A friend of my mother, a perfectly healthy young woman, had two children in only two years. Feeling exhausted from two pregnancies in a row, she decided to go on the Pill for a while. Not because she didn't want to have children anymore – she just felt she needed a break. She had been on the Pill for a year, and then stopped. Her third child was born only five years later, after a series of painful and exhausting fertility treatments. She and her husband decided they will not be able to stand something like this again. They do not have any more children. Their dream of having a large family had been shattered.
… The family I told about is a very religious one; before making the decision about taking the Pill, they consulted both their doctor and their spiritual leader. They were told that the Pill is safe and that using it for a while is justified – for the well-being of their family and the mother's health. How they wish now they had trusted God's plan for their family!
In an unofficial gathering, a family friend of theirs, a doctor, told her the following: "it's a good thing you had two children before going on the Pill."
No doctor will ever tell you that when you come to get a prescription.
I wonder if someone ever thinks of the individual circumstances that lead a woman to using the Pill. I will tell you my story.

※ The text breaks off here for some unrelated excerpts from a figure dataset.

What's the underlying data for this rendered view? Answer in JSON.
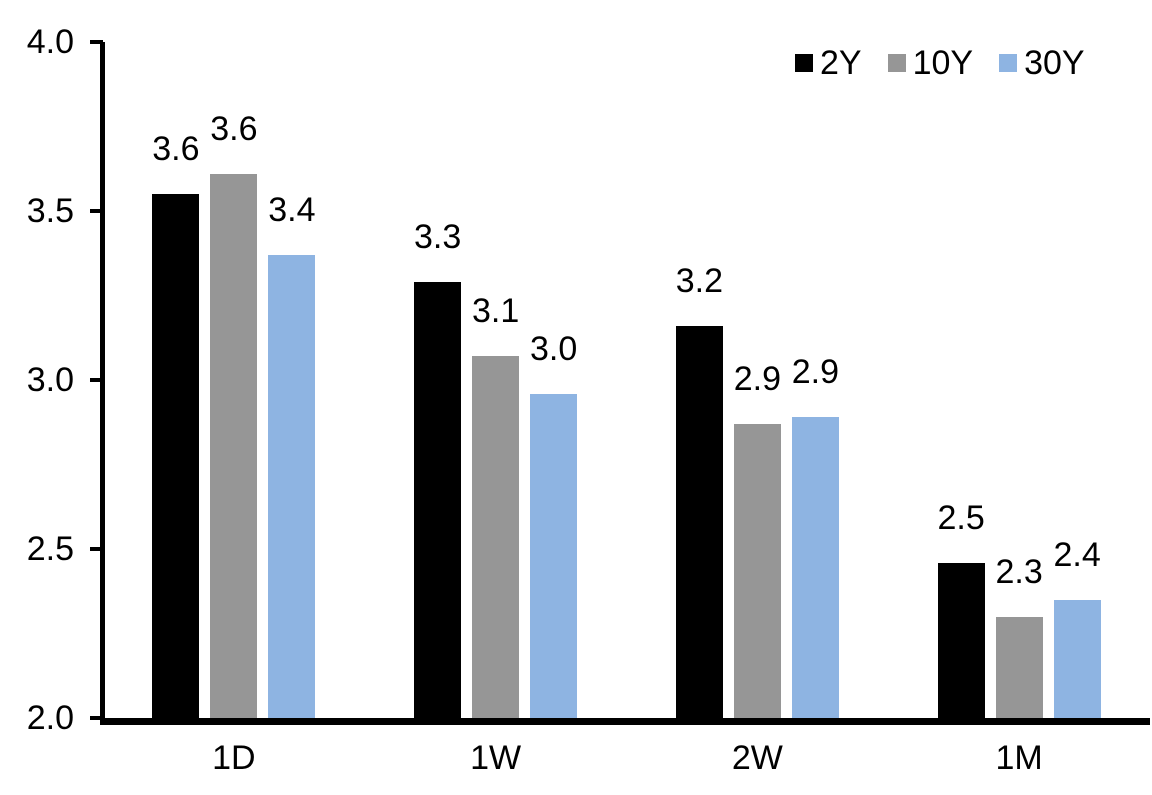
{
  "chart_data": {
    "type": "bar",
    "title": "",
    "xlabel": "",
    "ylabel": "",
    "categories": [
      "1D",
      "1W",
      "2W",
      "1M"
    ],
    "series": [
      {
        "name": "2Y",
        "color": "#000000",
        "values": [
          3.55,
          3.29,
          3.16,
          2.46
        ],
        "labels": [
          "3.6",
          "3.3",
          "3.2",
          "2.5"
        ]
      },
      {
        "name": "10Y",
        "color": "#969696",
        "values": [
          3.61,
          3.07,
          2.87,
          2.3
        ],
        "labels": [
          "3.6",
          "3.1",
          "2.9",
          "2.3"
        ]
      },
      {
        "name": "30Y",
        "color": "#8EB4E2",
        "values": [
          3.37,
          2.96,
          2.89,
          2.35
        ],
        "labels": [
          "3.4",
          "3.0",
          "2.9",
          "2.4"
        ]
      }
    ],
    "ylim": [
      2.0,
      4.0
    ],
    "yticks": [
      {
        "value": 4.0,
        "label": "4.0"
      },
      {
        "value": 3.5,
        "label": "3.5"
      },
      {
        "value": 3.0,
        "label": "3.0"
      },
      {
        "value": 2.5,
        "label": "2.5"
      },
      {
        "value": 2.0,
        "label": "2.0"
      }
    ],
    "grid": false,
    "legend_position": "top-right",
    "axis_color": "#000000",
    "text_color": "#000000",
    "background_color": "#ffffff"
  }
}
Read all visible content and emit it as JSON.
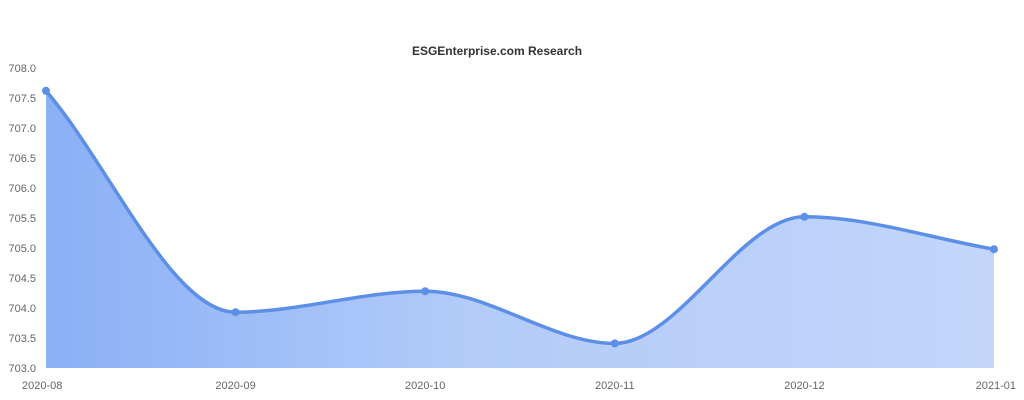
{
  "chart_data": {
    "type": "area",
    "title": "ESGEnterprise.com Research",
    "xlabel": "",
    "ylabel": "",
    "x": [
      "2020-08",
      "2020-09",
      "2020-10",
      "2020-11",
      "2020-12",
      "2021-01"
    ],
    "series": [
      {
        "values": [
          707.62,
          703.93,
          704.28,
          703.41,
          705.52,
          704.98
        ]
      }
    ],
    "ylim": [
      703.0,
      708.0
    ],
    "yticks": [
      "703.0",
      "703.5",
      "704.0",
      "704.5",
      "705.0",
      "705.5",
      "706.0",
      "706.5",
      "707.0",
      "707.5",
      "708.0"
    ],
    "smooth": true,
    "grid": false,
    "legend": "none",
    "colors": {
      "line": "#5b8fe8",
      "marker": "#5b8fe8",
      "fill_start": "#7da7f5",
      "fill_end": "#c0d4fa",
      "title": "#333333",
      "tick": "#666666"
    }
  }
}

Those of you who have read my post, "Reclaiming the Gift of Chastity", might already have a hint of what kind of state I had been in when I decided to start taking the Pill. I was young, insecure, in an unstable, uncommitted relationship, frightened to death by the prospect of unplanned pregnancy, knowing I will not be supported if it happens, knowing for sure it would mean being a single mother. I was desperate not to get pregnant.
Our society, while encouraging – or at least not condemning – teenage sex and premarital sex, is horribly unsupportive to the unfortunate girls and women who suffer the logical outcome of this: a high rate of unplanned pregnancies. Most of them are told, "Oh, bad luck", and are pressured to "get rid of the inconvenience".
I did not ask about possible health complications. I didn't bother to find out if the Pill is safe for me with my family history of thrombosis (the doctor didn't ask about that, either. Only much later I found out how great was the risk I subjected myself to. It is known that the Pill is unsafe for smokers, but did the doctor ask about it? No. I don't smoke, but there's no way he could know). The only risk I cared about was the risk of pregnancy. I knew about the case of Mom's friend, who lost her ability to conceive normally after taking the Pill, but you know what – I didn't care about that either! Do you want to know what went on inside my head? "Better never have children than become pregnant now!"
I could say many words to describe the way I felt at that time. However, "liberated" or "free" or "protected" would not be on that list.
Fortunately, the period when I had been on the Pill didn't last too long. After my life took a turn for the better and I got rid of my abusive relationship and dangerous attitudes, I decided I will never take that crap again.
But I know women who started taking the Pill when they were teenagers, 8 or 10 years ago. I know a young woman who was 15 when she started taking the Pill. She is 22 now, and is not going to have children before she is 30. Until then, she is planning to continue using the Pill. Did anyone really check the possible risks of such long-term use, initiated at a time when the reproductive system isn't fully formed?
I'm not a researcher and I can't come up with answers. I can only raise questions – questions that never get satisfactory reply when I ask them. I will not go into an ethical debate right now, I'm concentrating on medicine. So far, no one was able to convince me that using the Pill is completely safe. Another point to be aware of is that doctors, when prescribing a medicine to children or teens, don't often stop to consider the possible harmful effects to this specific age group, or how the optimal dosage might be different. A dose of hormones that is harmless to a grown woman might have a different effect on a teenage girl.